Summary
- After depreciating nearly 80% in the last 5 years, TripAdvisor’s stock seems to have hit the bottom and has all the chances to appreciate in the near future.
- With 463 million MAUs and one of the largest libraries of travel-related content on the web, TripAdvisor will continue to be an important player in the online travel industry.
- By having a positive net cash position and attractive growth prospects, TripAdvisor will be able to create value in the foreseeable future, as travel rebounds.
After depreciating nearly 80% in the last 5 years, TripAdvisor’s (TRIP) stock seems to have hit the bottom and has all the chances to appreciate in the near future, as there’s an indication that the travel industry slowly starts to recover. While in the past TripAdvisor failed to unlock value despite being one of the most popular travel websites on Earth, it has been able to constantly generate a positive FCF and its current cash reserves outweigh the company’s total debt. At the same time, with more than 460 million monthly active users, TripAdvisor could be viewed as a potential takeover target by major OTAs and tech companies, which have plans to establish a stronger presence in the online travel niche.

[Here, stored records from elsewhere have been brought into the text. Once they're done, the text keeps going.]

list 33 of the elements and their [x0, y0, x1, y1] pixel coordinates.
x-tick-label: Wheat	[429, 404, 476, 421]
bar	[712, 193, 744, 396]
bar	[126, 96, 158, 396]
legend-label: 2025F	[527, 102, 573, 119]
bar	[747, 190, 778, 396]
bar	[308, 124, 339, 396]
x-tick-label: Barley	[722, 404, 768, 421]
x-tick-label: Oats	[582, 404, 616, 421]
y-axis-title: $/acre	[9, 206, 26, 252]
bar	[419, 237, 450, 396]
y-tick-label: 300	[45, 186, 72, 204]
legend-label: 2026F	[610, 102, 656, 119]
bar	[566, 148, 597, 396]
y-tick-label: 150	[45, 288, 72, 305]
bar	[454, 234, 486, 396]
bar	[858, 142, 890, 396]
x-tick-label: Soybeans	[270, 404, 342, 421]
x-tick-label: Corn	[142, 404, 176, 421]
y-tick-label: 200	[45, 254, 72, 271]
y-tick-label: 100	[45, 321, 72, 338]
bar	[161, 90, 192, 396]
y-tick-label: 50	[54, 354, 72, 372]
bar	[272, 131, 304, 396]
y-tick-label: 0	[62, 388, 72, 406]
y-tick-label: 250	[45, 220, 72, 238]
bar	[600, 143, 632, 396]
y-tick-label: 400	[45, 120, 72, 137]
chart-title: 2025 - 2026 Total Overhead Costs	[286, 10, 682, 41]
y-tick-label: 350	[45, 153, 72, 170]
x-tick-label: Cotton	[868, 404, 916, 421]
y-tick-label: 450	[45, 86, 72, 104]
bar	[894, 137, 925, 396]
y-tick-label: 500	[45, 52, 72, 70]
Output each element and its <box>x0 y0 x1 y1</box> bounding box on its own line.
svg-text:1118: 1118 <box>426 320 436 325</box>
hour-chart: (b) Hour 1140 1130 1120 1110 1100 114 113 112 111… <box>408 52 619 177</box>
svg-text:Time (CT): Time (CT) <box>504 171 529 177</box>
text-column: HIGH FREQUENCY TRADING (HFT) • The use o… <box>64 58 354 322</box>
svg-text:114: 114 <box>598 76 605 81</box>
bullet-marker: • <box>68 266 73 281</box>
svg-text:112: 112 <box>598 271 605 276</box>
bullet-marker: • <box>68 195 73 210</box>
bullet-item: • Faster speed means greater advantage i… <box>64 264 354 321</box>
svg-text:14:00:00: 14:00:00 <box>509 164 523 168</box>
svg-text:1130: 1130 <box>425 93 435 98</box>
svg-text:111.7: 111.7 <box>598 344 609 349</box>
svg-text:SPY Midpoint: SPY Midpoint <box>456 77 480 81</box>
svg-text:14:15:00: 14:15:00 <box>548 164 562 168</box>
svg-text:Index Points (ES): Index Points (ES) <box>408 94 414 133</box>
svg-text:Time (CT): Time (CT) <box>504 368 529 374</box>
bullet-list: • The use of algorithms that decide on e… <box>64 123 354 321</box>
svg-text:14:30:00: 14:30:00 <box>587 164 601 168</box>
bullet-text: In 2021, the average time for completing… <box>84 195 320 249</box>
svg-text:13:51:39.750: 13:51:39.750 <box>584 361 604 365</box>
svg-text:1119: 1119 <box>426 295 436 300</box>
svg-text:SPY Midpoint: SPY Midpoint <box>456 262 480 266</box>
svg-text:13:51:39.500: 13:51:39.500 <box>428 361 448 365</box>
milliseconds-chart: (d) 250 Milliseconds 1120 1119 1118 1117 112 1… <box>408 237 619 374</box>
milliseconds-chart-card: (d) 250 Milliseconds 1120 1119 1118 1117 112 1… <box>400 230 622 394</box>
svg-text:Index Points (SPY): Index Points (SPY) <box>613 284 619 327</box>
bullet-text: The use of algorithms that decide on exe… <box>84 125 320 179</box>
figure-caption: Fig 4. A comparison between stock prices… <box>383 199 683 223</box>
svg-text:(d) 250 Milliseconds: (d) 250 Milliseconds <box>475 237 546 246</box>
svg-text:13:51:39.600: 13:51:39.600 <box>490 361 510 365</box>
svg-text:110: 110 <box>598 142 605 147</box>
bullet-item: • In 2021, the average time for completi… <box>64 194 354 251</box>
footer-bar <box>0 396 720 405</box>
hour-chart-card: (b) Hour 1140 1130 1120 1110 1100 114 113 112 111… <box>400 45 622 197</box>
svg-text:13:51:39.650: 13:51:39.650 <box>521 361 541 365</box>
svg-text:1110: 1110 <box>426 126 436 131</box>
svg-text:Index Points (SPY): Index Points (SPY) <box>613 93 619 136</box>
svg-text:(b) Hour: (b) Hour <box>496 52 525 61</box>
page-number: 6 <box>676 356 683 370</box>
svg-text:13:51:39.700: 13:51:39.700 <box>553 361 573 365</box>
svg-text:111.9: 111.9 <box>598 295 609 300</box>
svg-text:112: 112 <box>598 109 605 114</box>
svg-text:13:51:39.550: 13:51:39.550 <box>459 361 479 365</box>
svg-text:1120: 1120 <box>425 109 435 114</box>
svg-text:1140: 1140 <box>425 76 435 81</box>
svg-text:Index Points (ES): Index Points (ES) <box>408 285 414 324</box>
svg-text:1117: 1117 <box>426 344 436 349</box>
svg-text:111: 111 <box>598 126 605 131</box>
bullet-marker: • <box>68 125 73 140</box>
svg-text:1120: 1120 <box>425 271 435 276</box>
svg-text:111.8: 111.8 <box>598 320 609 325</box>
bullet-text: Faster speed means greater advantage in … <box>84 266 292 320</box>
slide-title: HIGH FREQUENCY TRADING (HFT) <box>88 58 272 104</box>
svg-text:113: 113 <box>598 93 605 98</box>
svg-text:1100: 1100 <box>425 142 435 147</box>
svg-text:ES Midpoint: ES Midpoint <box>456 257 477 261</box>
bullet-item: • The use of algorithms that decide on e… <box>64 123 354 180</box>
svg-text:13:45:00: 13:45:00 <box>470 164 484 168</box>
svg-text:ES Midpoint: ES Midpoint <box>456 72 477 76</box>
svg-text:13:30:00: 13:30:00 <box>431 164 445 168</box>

Even though the company will be unprofitable this year due to the pandemic, the analysts estimate that TripAdvisor will return to profitability in 2021. Considering that the stock trades close to its all-time low, I decided to purchase the company’s shares, as I believe that the recovery of travel and the potential acquisition in the future will drive TripAdvisor’s stock higher in months to come.
Recovery On Its Way
The spread of COVID-19 all around the globe disrupted TripAdvisor’s business. As a company that heavily relies on the growth of the tourism industry, TripAdvisor suffered immense losses in the first half of the year. Over the years, the company’s earnings were fluctuating from time to time as a result of poor governance, but in the first three months of the current year, it had probably the worst performance in its history. In Q1, TripAdvisor’s revenues declined by 26.1% Y/Y to $278 million, while profit during the period fell by 161% Y/Y to a net loss of $16 million.
However, TripAdvisor is not the only company among its peers that showed a poor performance due to the pandemic. The table below shows that lots of companies had similar results and are not profitable anymore. Only Booking (BKNG) along with TripAdvisor has been profitable on a TTM basis and has a positive P/E ratio. With EV/EBITDA of 9.19x, TripAdvisor could be considered undervalued compared to its peers, as the industry’s median EV/EBITDA is 11.58x. However, considering the uncertain environment in which all the companies from the table operate, a simple comparable analysis is not enough to decide whether it is worth purchasing TripAdvisor shares or not.